16. Nor do the applicant’s personal and family circumstances provide any basis for challenging the legality of his detention in Limerick Prison. The applicant’s family and domestic circumstances as well as his employment and other matters concerning his character and conduct within the State (such as his conviction) would already have had to have been taken into account by the Minister in considering whether to make the deportation order (s.3(6)(c), (d), (e), (f) and (g) of the 1999 Act.) There is no suggestion in the material furnished by the applicant that they were not.

17. In all these circumstances, I am not satisfied that there is any basis on which to direct an enquiry pursuant to Article 40.4 of the Constitution or to make a conditional order of habeas corpus pursuant to O. 84 of the Rules of the Superior Courts.

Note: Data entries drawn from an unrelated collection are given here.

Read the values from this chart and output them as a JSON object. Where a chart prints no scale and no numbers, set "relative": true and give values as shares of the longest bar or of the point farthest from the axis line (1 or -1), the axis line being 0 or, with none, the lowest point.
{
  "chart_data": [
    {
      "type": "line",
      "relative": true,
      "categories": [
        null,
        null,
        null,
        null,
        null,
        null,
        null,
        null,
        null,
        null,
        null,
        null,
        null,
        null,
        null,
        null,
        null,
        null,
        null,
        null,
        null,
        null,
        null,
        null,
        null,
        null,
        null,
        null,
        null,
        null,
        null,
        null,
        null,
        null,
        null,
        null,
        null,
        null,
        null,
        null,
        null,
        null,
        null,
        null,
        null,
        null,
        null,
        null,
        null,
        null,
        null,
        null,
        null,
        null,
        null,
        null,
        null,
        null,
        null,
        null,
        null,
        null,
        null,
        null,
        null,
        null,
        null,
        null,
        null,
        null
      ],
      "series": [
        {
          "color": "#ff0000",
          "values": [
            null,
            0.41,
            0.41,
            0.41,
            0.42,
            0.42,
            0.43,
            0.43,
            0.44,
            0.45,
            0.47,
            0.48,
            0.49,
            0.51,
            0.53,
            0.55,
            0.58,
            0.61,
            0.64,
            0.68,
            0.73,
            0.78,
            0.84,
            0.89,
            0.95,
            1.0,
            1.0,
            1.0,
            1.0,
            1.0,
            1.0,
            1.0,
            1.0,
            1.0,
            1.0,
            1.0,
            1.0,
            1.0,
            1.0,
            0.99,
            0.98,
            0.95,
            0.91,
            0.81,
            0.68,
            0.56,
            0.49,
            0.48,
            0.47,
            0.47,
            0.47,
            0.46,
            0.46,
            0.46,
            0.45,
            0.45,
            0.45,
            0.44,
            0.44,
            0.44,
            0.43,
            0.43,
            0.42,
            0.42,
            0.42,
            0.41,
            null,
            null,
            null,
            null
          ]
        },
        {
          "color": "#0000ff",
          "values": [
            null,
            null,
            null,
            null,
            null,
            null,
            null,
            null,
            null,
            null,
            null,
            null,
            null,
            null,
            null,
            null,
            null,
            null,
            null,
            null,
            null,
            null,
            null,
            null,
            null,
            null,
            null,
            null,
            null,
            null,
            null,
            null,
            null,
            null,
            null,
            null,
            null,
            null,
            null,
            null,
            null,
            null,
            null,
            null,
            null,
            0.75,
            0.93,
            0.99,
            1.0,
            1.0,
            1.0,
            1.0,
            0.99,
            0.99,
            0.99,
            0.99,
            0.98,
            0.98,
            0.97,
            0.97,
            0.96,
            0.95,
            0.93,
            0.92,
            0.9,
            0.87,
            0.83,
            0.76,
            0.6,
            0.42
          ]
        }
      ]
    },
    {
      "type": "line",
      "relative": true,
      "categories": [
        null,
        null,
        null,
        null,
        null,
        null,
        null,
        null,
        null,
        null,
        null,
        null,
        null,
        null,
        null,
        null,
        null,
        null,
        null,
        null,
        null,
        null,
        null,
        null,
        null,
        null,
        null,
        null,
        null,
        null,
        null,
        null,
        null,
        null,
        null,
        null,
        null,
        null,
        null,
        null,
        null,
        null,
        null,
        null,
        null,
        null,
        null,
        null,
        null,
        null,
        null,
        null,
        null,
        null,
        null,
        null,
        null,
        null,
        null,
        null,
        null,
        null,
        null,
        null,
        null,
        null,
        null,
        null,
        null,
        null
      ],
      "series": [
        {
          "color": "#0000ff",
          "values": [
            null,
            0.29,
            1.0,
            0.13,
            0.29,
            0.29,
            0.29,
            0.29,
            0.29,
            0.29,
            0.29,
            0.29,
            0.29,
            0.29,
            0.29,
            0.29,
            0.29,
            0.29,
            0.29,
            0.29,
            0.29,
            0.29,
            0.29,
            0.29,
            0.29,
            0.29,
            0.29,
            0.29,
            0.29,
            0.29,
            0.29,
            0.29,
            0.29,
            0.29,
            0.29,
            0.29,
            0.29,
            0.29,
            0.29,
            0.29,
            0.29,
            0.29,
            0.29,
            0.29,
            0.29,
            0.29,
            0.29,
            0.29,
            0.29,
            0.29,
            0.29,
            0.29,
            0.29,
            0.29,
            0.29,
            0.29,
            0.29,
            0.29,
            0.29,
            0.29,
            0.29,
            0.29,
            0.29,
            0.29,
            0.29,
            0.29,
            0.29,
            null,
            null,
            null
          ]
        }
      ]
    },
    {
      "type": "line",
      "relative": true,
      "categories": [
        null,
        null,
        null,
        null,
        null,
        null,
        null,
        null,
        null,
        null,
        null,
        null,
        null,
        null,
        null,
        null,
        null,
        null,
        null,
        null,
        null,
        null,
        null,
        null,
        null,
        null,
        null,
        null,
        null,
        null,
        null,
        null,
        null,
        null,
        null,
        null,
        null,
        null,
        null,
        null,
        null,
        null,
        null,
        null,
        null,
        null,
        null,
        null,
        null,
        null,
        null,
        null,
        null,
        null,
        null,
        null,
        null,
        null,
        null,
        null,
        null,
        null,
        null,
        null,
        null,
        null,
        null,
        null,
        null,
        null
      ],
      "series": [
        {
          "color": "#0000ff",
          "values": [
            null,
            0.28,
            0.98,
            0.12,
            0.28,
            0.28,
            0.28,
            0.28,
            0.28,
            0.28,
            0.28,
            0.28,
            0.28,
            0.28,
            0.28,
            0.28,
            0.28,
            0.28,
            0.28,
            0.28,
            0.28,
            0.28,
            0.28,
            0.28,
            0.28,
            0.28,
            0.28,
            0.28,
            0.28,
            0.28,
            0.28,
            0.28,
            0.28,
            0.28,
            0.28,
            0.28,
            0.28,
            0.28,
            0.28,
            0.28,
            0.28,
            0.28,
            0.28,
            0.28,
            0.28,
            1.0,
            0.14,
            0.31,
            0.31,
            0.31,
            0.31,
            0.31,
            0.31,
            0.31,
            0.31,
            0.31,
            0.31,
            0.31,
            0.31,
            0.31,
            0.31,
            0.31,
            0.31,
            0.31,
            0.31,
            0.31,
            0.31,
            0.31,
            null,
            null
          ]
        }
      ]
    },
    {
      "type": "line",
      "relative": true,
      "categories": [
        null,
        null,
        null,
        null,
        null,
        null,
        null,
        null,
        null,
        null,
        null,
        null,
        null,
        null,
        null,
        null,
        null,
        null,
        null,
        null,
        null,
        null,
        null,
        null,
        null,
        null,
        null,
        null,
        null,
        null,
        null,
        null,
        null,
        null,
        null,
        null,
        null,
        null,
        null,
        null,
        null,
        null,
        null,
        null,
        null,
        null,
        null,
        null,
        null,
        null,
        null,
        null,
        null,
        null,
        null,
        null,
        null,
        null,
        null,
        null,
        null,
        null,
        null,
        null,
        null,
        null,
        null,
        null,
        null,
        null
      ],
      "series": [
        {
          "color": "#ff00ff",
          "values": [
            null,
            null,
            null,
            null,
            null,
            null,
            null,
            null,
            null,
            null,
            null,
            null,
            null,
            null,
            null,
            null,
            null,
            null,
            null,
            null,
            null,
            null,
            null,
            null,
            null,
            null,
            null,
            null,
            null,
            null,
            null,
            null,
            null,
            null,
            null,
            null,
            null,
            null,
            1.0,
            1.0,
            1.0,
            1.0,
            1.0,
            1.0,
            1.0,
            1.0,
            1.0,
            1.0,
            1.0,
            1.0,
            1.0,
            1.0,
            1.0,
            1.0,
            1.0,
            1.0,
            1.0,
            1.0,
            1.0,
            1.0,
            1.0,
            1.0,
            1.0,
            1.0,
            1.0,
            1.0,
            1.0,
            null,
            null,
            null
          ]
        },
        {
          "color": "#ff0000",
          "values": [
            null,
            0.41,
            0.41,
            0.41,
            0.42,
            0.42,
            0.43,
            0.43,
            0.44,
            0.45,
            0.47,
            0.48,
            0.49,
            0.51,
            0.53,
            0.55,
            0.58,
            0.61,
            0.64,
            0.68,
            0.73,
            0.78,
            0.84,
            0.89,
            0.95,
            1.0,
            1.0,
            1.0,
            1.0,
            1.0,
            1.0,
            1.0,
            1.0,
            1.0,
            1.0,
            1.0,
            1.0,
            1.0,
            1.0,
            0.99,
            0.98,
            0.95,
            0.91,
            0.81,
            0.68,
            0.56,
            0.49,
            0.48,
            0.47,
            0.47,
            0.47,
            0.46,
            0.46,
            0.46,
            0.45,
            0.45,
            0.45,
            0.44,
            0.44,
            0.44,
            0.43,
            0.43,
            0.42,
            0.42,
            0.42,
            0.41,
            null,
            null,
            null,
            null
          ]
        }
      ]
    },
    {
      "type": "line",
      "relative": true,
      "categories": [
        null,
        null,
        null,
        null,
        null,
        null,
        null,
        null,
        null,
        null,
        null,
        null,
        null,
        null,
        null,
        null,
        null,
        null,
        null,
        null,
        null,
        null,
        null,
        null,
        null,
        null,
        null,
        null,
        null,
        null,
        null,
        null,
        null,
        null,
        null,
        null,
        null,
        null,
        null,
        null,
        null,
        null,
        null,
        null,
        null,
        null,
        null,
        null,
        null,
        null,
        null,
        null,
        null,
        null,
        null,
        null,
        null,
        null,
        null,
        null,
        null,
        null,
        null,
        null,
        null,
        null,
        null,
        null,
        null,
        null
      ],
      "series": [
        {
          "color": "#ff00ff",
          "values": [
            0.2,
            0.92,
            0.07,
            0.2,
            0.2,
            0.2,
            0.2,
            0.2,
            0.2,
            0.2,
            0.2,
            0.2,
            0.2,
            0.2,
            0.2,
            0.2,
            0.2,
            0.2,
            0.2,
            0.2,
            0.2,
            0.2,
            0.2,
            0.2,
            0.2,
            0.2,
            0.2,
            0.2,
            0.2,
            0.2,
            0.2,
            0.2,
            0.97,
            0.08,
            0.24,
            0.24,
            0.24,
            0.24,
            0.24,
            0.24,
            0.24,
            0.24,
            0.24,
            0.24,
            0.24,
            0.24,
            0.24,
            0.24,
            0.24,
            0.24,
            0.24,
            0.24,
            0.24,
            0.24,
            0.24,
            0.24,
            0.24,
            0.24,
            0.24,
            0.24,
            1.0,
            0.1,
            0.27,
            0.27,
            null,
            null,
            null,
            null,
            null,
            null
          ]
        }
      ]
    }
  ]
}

18. It would be open to me to consider the applicant’s application as an application for leave to seek judicial review or at least to invite the applicant to consider whether he wished to convert his application for an enquiry pursuant to Article 40.4 of the Constitution into an application for leave to seek judicial review. However, I am not prepared to treat the applicant’s application as an application for leave to seek judicial review or to invite the applicant to convert his application into an application for leave to seek judicial review as I am not satisfied that the applicant has advanced any basis for challenging either the validity of the detention order on foot of which he was arrested and is detained or the legality of his detention consequent upon the making of that deportation order.

19. For these reasons, I refuse the applicant’s application.